The tentacles of fate however are twisty and long – Callie and Logan, while discovering themselves and their love for each other – are also busy trying to avoid that very future from coming true. Callie doesn’t want to go back to Eden city – where she’s seen this happen but then, there are half-truths and conspiracies hidden behind the motives of the authorities. All towards a linear future as dictated by them. But Callie is no push over and has secrets up her sleeve that can disrupt well laid plans.

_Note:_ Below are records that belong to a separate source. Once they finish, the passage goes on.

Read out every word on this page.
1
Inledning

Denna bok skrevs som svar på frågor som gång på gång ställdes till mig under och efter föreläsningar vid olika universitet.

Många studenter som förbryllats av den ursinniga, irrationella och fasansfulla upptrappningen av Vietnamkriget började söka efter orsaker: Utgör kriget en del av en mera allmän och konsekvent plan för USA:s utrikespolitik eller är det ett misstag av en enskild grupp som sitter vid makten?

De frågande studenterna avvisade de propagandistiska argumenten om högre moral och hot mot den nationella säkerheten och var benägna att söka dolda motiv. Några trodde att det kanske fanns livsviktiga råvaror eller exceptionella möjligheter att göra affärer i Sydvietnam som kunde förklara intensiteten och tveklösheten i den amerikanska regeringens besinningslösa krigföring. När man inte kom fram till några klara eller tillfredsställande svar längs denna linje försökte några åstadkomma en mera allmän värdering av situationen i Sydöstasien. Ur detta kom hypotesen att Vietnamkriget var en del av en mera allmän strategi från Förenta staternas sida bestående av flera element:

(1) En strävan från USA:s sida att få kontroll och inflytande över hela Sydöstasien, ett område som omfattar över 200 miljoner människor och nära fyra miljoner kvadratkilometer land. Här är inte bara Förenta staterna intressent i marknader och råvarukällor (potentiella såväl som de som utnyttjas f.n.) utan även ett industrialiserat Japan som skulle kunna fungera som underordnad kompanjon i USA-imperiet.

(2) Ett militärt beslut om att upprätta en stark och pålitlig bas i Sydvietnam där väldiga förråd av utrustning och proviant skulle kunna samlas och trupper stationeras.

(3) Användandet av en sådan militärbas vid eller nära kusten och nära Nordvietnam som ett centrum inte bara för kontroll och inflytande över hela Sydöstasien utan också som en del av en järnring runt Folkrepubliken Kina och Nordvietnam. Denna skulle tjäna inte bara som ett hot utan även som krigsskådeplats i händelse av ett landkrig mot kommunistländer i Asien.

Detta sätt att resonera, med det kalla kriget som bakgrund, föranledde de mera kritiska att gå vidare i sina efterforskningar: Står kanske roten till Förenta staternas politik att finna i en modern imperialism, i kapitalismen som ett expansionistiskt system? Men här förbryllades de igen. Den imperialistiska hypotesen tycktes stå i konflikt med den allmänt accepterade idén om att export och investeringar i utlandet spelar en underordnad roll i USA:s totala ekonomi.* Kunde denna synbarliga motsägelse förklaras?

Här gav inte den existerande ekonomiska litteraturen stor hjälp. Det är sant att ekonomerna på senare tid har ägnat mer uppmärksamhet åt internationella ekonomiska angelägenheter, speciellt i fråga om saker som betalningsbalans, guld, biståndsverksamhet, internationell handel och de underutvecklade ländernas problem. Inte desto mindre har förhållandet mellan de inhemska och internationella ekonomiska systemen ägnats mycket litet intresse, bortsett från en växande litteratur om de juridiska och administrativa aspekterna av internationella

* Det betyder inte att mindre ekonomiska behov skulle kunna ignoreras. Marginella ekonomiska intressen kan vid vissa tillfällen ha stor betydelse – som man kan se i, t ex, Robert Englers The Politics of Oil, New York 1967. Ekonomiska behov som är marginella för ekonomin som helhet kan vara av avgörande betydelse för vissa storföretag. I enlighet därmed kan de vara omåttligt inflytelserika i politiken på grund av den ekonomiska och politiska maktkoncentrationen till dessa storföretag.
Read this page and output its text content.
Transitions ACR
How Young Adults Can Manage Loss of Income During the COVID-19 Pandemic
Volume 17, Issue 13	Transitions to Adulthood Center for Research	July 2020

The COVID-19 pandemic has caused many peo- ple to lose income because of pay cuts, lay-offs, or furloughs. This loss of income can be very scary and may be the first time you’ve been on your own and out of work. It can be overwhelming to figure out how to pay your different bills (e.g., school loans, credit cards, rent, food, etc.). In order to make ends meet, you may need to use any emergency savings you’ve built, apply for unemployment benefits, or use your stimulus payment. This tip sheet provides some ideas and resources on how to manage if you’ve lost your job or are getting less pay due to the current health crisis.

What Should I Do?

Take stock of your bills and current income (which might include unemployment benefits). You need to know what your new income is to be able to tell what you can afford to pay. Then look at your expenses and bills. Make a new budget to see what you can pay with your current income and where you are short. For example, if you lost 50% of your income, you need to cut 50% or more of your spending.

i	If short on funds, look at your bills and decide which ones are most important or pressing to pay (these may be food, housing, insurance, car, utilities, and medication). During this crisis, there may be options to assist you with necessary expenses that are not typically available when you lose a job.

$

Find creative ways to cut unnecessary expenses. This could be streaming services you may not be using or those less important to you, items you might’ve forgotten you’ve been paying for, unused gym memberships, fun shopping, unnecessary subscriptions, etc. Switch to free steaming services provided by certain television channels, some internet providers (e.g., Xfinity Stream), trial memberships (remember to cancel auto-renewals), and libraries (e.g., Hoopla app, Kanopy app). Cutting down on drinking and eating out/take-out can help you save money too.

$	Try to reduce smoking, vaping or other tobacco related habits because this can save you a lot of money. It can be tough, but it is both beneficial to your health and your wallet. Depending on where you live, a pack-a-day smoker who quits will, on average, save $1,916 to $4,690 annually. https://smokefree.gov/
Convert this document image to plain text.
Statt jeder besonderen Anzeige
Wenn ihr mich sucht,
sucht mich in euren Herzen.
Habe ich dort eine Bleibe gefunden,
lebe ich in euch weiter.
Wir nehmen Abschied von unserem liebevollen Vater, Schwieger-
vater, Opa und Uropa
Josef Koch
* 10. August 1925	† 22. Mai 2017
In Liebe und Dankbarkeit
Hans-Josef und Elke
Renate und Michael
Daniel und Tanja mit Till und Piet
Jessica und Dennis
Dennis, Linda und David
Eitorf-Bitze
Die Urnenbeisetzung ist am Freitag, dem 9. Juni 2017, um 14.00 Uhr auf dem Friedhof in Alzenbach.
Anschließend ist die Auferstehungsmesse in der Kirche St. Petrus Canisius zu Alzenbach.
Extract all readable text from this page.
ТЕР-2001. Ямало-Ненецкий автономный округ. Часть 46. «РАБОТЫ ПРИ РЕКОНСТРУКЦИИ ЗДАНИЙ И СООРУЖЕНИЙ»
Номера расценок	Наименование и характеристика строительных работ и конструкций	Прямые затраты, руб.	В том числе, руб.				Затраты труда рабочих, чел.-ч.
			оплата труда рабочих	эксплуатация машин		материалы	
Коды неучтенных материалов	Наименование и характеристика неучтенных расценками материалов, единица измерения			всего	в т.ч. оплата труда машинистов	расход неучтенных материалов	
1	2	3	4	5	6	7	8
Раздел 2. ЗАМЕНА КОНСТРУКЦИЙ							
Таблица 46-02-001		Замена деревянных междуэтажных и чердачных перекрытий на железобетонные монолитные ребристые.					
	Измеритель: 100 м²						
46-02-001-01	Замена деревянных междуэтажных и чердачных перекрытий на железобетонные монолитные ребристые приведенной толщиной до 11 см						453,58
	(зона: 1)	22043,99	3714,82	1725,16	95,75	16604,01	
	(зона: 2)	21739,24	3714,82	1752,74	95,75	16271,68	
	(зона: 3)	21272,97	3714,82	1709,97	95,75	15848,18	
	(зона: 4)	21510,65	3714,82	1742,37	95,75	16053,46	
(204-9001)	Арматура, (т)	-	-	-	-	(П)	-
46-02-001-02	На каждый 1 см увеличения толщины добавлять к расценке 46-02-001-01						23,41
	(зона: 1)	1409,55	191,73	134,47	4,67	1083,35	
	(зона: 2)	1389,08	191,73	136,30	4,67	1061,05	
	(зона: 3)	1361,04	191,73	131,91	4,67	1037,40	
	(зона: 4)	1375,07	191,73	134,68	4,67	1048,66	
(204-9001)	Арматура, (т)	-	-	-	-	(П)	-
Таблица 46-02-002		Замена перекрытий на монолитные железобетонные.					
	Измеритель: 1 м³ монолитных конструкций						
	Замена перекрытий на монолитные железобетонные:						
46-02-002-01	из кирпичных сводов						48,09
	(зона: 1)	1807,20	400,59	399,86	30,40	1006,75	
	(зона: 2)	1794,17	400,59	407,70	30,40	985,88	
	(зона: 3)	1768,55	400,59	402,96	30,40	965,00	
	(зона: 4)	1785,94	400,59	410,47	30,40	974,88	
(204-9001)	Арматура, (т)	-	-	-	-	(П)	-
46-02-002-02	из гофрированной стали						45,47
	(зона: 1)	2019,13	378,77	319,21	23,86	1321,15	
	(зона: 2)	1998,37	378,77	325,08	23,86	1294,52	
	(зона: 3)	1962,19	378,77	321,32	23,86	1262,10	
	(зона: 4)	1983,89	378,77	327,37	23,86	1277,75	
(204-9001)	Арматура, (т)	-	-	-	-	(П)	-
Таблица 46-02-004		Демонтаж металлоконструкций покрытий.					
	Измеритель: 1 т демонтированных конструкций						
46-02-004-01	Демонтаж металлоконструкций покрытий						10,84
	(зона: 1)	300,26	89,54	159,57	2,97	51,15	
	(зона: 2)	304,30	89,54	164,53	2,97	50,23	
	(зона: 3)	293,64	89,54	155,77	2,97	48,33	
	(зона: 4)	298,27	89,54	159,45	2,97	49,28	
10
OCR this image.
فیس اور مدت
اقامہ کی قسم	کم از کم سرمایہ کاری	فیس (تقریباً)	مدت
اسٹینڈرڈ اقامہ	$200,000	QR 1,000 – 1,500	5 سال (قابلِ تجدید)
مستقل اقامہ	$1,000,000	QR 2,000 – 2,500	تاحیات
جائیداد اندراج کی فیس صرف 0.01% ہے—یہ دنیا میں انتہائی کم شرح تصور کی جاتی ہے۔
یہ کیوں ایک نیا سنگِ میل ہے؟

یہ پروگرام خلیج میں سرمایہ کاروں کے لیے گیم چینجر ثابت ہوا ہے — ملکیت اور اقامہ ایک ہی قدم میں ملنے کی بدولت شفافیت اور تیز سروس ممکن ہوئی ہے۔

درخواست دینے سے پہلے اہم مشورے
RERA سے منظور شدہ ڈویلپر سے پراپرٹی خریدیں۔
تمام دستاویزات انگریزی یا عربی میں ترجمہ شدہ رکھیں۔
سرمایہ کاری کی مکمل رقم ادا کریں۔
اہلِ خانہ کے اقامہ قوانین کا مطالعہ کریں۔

Pintip builds up the tension – bubbling up unnoticed even as we sashay through by-lanes of teenage romance between Callie and her hot boyfriend, Logan. Frankly reading a YA book does have such distractions but I wasn’t complaining. Callie is a pretty nicely fleshed out character - a teenage girl going through the whole turmoil of emotions. Her flighty thoughts are like a Gaitling gun on overdrive, hitting out at random. It’s rapid and it’s breathless but it’s pretty engaging. Logan is the swoon-worthy swimmer boy who provides the heart-aflutter moments in the book but doesn’t really impress. There are other characters like Callie’s mom and her missing father who are far more intriguing and I hope to see more of these guys in the coming books.


The air of mystery darkens and deepens as we move further towards the unexpected climax – with Pintip leaving the door wide open for speculation on the origin of the ‘future’ memory – meat for the next books in this exciting series.


Pintip’s debut is a noteworthy YA story with appealing characters, great prose and a gripping narrative to boot. Definitely not to be forgotten tomorrow.